The context of the questions has changed dramatically, likely prompting people to answer the questions truthfully, but differently, Corbeil said.
"We reviewed everything. Everything is really OK. The only thing is, we know that the responses we get are really influenced by the context and the placement in our questionnaires."
The main problems arise in how respondents reported their mother tongue and the language they spoke at home. Based on what Statistics Canada knows about immigration, there were far too many people claiming to have two mother tongues -- an official language plus a non-official language -- and speak an official language plus another language at home.
What first set off alarm bells for Corbeil was the proportion of people reporting English as a mother tongue. The raw data from the 2011 census told him it was 58 per cent. That was the same percentage as in 2006, but in the meantime, Canada had received about 1.1 million new immigrants.

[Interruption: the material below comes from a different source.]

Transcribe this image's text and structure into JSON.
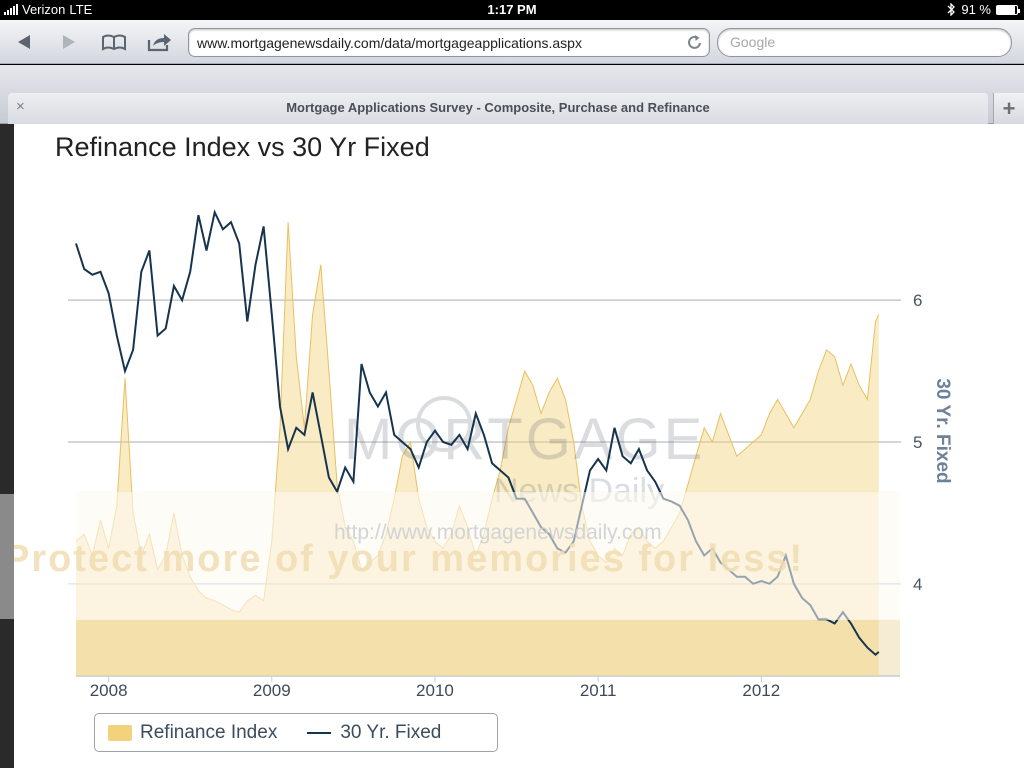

And Citizenship and Immigration data, as well as Statistics Canada's own research, told him that 80 per cent of those immigrants did not have English or French as a mother tongue.
If people had responded to the 2011 census in the same way as the 2006 census, the proportion of English-speakers "would have been lower," Corbeil said.
Stats Can left with a 'serious' problem
He looked further and found more strangeness. Between 2001 and 2006, the census found there was an increase of 946,000 in the number of people who claimed a non-official language as a mother tongue. But between 2006 and 2011, that number dropped to 420,000.
That's less than half the increase noted earlier in the decade, even though immigration levels continued to rise at the same rate.
Normally, when Statistics Canada changes its methodology, it test-runs its new questions first, said Michael Wolfson, a former assistant chief statistician at the agency and now at the University of Ottawa.
That way, they can tell exactly how people will respond to the new methods, and take any differences into account when they compare the new data to old information to look for trends, he said.
But in the case of the census, Harper cancelled the long form with so little time before the next census that Statistics Canada did not have a chance to properly test-drive its new approach for the language questions.
"The time just wasn't there to assess this," Wolfson said. "Here we have a last-minute monkeying around with the language question."
As a result, Wolfson said, Statistics Canada is left with a "serious" problem on a sensitive part of the census.
"Clearly there's a problem and the time-series consistency has been lost," he said.
'We need to be cautious'
In an email statement, Corbeil agreed that there was not enough time to thoroughly test-drive the new placement of the language questions. But he says only parts of the data series are broken, not the whole thing.
"We can't say, 'Don't use the data, they are not reliable.' The data are good. They are not fully comparable.... For the moment, that's all we can say. The data can still be used. We need to be cautious."
The problem for users is that they don't know which data is good and which is not, Norris said.
"Is this data a better picture of true linguistic use, or is the old picture better?" he asked. "Right now, we don't know."
It's a worrisome sign of things to come, he added.
"This is exactly the kind of problem we're going to have next year with the national household survey."
That survey is meant to replace the long-form census, asking Canadians about immigration, citizenship, birthplace, ethnicity and work. But the survey is voluntary, unlike the short and long-form censuses.
So Statistics Canada and data analysts alike have warned that the information it produces will not be completely comparable to information collected in censuses in the past.
That survey doesn't start releasing new information until next year -- and the problems have already begun, Norris said.
"I would be very reluctant to make any comparisons with the last censuses."